Já os Estados Unidos da América, que se auguram polícias do mundo e não poucas vezes se envolvem em conflitos militares com outras nações, consideram que o impasse que se verifica nas negociações entre o Governo e a Renamo requer uma solução pacífica e afirma que a violência jamais resolverá as diferenças políticas.

Esta semana, o antigo Presidente da República, Joaquim Chissano, por sinal signatário do Acordo Geral de Paz, quebrou o seu silêncio e manifestou a sua preocupação em relação ao actual estado que o país enfrenta e considera que para que o mesmo seja ultrapassado é necessário que o Chefe do Estado, Armando Guebuza, e o líder da Renamo, Afonso Dhlakama, dialoguem, e que não o façam através de delegações.

“Se (o diálogo) fosse ao mais alto nível, não se teria chegado a este nível.

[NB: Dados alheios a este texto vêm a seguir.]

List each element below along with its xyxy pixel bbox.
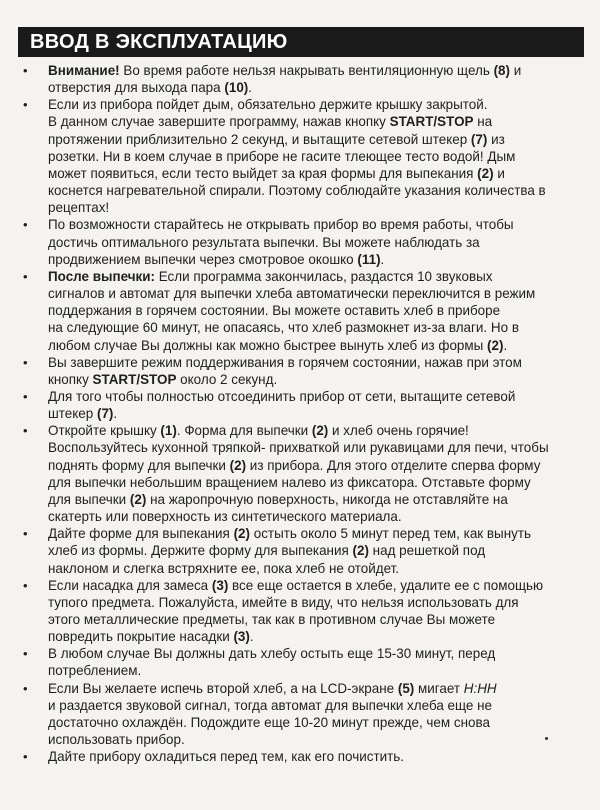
list-item: [20, 216, 586, 267]
text-run: использовать прибор.: [48, 732, 185, 748]
text-run: любом случае Вы должны как можно быстрее вынуть хлеб из формы: [48, 337, 488, 353]
text-run: поддержания в горячем состоянии. Вы можете оставить хлеб в приборе: [48, 303, 501, 319]
text-line: [48, 645, 586, 662]
text-run: Откройте крышку: [48, 423, 161, 439]
bold-text: Внимание!: [48, 63, 120, 78]
bold-text: (2): [477, 165, 494, 181]
bold-text: (2): [311, 423, 329, 439]
bullet-marker: •: [23, 97, 28, 113]
text-run: Дайте форме для выпекания: [48, 526, 234, 542]
bold-text: (10): [224, 80, 249, 96]
text-line: [48, 577, 586, 594]
text-run: достичь оптимального результата выпечки. Вы можете наблюдать за: [48, 234, 480, 250]
bullet-marker: •: [23, 217, 28, 233]
text-line: [48, 457, 586, 474]
list-item: [20, 748, 586, 765]
text-run: хлеб из формы. Держите форму для выпекания: [48, 543, 353, 559]
text-run: и раздается звуковой сигнал, тогда автомат для выпечки хлеба еще не: [48, 697, 493, 713]
text-run: протяжении приблизительно 2 секунд, и вытащите сетевой штекер: [48, 131, 471, 147]
text-line: [48, 148, 586, 165]
bullet-marker: •: [23, 577, 28, 593]
text-run: скатерть или поверхность из синтетического материала.: [48, 509, 402, 525]
text-line: [48, 302, 586, 319]
text-run: для выпечки небольшим вращением налево из фиксатора. Отставьте форму: [48, 474, 531, 490]
text-run: сигналов и автомат для выпечки хлеба автоматически переключится в режим: [48, 286, 536, 302]
bold-text: (2): [229, 457, 247, 473]
text-run: мигает: [414, 680, 464, 696]
list-item: [20, 525, 586, 576]
bold-text: (11): [357, 251, 381, 267]
text-run: Если насадка для замеса: [48, 577, 212, 593]
bold-text: После выпечки:: [48, 268, 155, 284]
text-run: около 2 секунд.: [176, 371, 278, 387]
text-run: и хлеб очень горячие!: [328, 423, 469, 439]
list-item: [20, 680, 586, 749]
text-run: Для того чтобы полностью отсоединить прибор от сети, вытащите сетевой: [48, 388, 516, 404]
italic-text: H:HH: [463, 680, 497, 696]
bold-text: (8): [493, 63, 510, 78]
text-line: [48, 525, 586, 542]
bullet-marker: •: [23, 526, 28, 542]
section-header-bar: [18, 27, 584, 57]
text-run: Если программа закончилась, раздастся 10 звуковых: [154, 268, 493, 284]
text-run: потреблением.: [48, 663, 142, 679]
bold-text: START/STOP: [92, 371, 177, 387]
text-run: кнопку: [48, 371, 93, 387]
text-run: Если из прибора пойдет дым, обязательно держите крышку закрытой.: [48, 97, 488, 113]
list-item: [20, 268, 586, 354]
text-run: Воспользуйтесь кухонной тряпкой- прихваткой или рукавицами для печи, чтобы: [48, 440, 549, 456]
bold-text: (2): [129, 491, 147, 507]
text-run: на: [473, 114, 493, 130]
text-line: [48, 491, 586, 508]
text-run: и: [510, 63, 522, 78]
text-run: поднять форму для выпечки: [48, 457, 230, 473]
bold-text: (7): [96, 406, 114, 422]
text-run: Дайте прибору охладиться перед тем, как его почистить.: [48, 749, 405, 765]
text-run: остыть около 5 минут перед тем, как вынуть: [250, 526, 531, 542]
text-run: для выпечки: [48, 491, 130, 507]
bullet-marker: •: [23, 423, 28, 439]
text-line: [48, 697, 586, 714]
text-run: В любом случае Вы должны дать хлебу остыть еще 15-30 минут, перед: [48, 646, 496, 662]
text-line: [48, 388, 586, 405]
list-item: [20, 645, 586, 679]
bullet-marker: •: [23, 680, 28, 696]
text-run: повредить покрытие насадки: [48, 629, 234, 645]
text-line: [48, 611, 586, 628]
text-run: Во время работе нельзя накрывать вентиляционную щель: [119, 63, 494, 78]
text-line: [48, 439, 586, 456]
text-run: .: [249, 629, 254, 645]
text-run: штекер: [48, 406, 97, 422]
text-run: из прибора. Для этого отделите сперва форму: [246, 457, 541, 473]
bold-text: (1): [160, 423, 177, 439]
list-item: [20, 96, 586, 216]
text-line: [48, 474, 586, 491]
text-line: [48, 79, 586, 96]
text-line: [48, 285, 586, 302]
bold-text: (3): [233, 629, 250, 645]
text-line: [48, 182, 586, 199]
text-line: [48, 731, 586, 748]
bold-text: (5): [397, 680, 415, 696]
text-run: По возможности старайтесь не открывать прибор во время работы, чтобы: [48, 217, 514, 233]
text-run: все еще остается в хлебе, удалите ее с помощью: [228, 577, 544, 593]
text-run: тупого предмета. Пожалуйста, имейте в виду, что нельзя использовать для: [48, 594, 519, 610]
bullet-marker: •: [23, 354, 28, 370]
bold-text: (7): [470, 131, 488, 147]
print-speck: [545, 737, 548, 740]
section-title: ВВОД В ЭКСПЛУАТАЦИЮ: [30, 31, 288, 53]
text-run: наклоном и слегка встряхните ее, пока хлеб не отойдет.: [48, 560, 400, 576]
bold-text: (3): [211, 577, 229, 593]
text-run: достаточно охлаждён. Подождите еще 10-20 минут прежде, чем снова: [48, 714, 490, 730]
text-run: Если Вы желаете испечь второй хлеб, а на LCD-экране: [48, 680, 398, 696]
text-line: [48, 508, 586, 525]
text-line: [48, 113, 586, 130]
text-line: [48, 405, 586, 422]
list-item: [20, 388, 586, 422]
text-run: коснется нагревательной спирали. Поэтому соблюдайте указания количества в: [48, 183, 546, 199]
text-line: [48, 199, 586, 216]
bullet-marker: •: [23, 646, 28, 662]
bold-text: START/STOP: [389, 114, 474, 130]
text-run: продвижением выпечки через смотровое окошко: [48, 251, 358, 267]
text-line: [48, 62, 586, 79]
list-item: [20, 62, 586, 96]
text-line: [48, 560, 586, 577]
bold-text: (2): [233, 526, 250, 542]
text-line: [48, 680, 586, 697]
text-line: [48, 131, 586, 148]
bullet-marker: •: [23, 749, 28, 765]
text-run: .: [503, 337, 508, 353]
text-run: этого металлические предметы, так как в противном случае Вы можете: [48, 612, 496, 627]
text-run: розетки. Ни в коем случае в приборе не гасите тлеющее тесто водой! Дым: [48, 148, 516, 164]
text-line: [48, 714, 586, 731]
instruction-list: [20, 62, 586, 765]
text-line: [48, 628, 586, 645]
text-line: [48, 337, 586, 354]
bullet-marker: •: [23, 268, 28, 284]
text-run: .: [113, 406, 118, 422]
text-run: В данном случае завершите программу, нажав кнопку: [48, 114, 390, 130]
text-run: на следующие 60 минут, не опасаясь, что хлеб размокнет из-за влаги. Но в: [48, 320, 519, 336]
text-line: [48, 371, 586, 388]
text-run: .: [380, 251, 385, 267]
text-run: . Форма для выпечки: [176, 423, 312, 439]
text-line: [48, 96, 586, 113]
text-run: из: [487, 131, 505, 147]
text-line: [48, 354, 586, 371]
list-item: [20, 577, 586, 646]
text-line: [48, 422, 586, 439]
bold-text: (2): [352, 543, 369, 559]
bold-text: (2): [487, 337, 504, 353]
text-line: [48, 594, 586, 611]
list-item: [20, 354, 586, 388]
text-line: [48, 268, 586, 285]
text-line: [48, 251, 586, 268]
text-run: .: [248, 80, 253, 96]
text-run: над решеткой под: [368, 543, 486, 559]
text-run: может появиться, если тесто выйдет за края формы для выпекания: [48, 165, 478, 181]
text-line: [48, 748, 586, 765]
text-run: рецептах!: [48, 200, 110, 216]
list-item: [20, 422, 586, 525]
bullet-marker: •: [23, 63, 28, 78]
text-line: [48, 542, 586, 559]
text-run: отверстия для выхода пара: [48, 80, 225, 96]
text-line: [48, 216, 586, 233]
text-run: на жаропрочную поверхность, никогда не отставляйте на: [146, 491, 508, 507]
text-line: [48, 234, 586, 251]
text-line: [48, 662, 586, 679]
text-run: и: [493, 165, 505, 181]
bullet-marker: •: [23, 388, 28, 404]
text-line: [48, 165, 586, 182]
text-run: Вы завершите режим поддерживания в горячем состоянии, нажав при этом: [48, 354, 522, 370]
text-line: [48, 319, 586, 336]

Teríamos resolvido o problema. Mas ainda restam dúvidas sobre o que realmente o líder da Renamo pretende. É necessário que haja uma pessoa capaz de tomar decisões pertinentes”, afirma Chissano.

Por outro lado, o antigo estadista é de opinião de que o líder da Renamo tem de se sentir confortável e seguro para dialogar com Armando Guebuza, o que não é possível agora uma vez que diversas unidades das Forças Armadas de Defesa de Moçambique e da Força de Intervenção Rápida têm sido movimentadas para a região centro do país.

“Todos nós precisamos da paz e que ninguém aceite ser arrastado para a guerra, seja por quem for. Esperamos que um dia a razão prevaleça e que o diálogo aconteça, pois não queremos que ninguém perca, todos devem ganhar. Por isso, acho que devíamos acarinhar o senhor Dhlakama, para que aceite vir ao diálogo”, sentenciou Joaquim Chissano.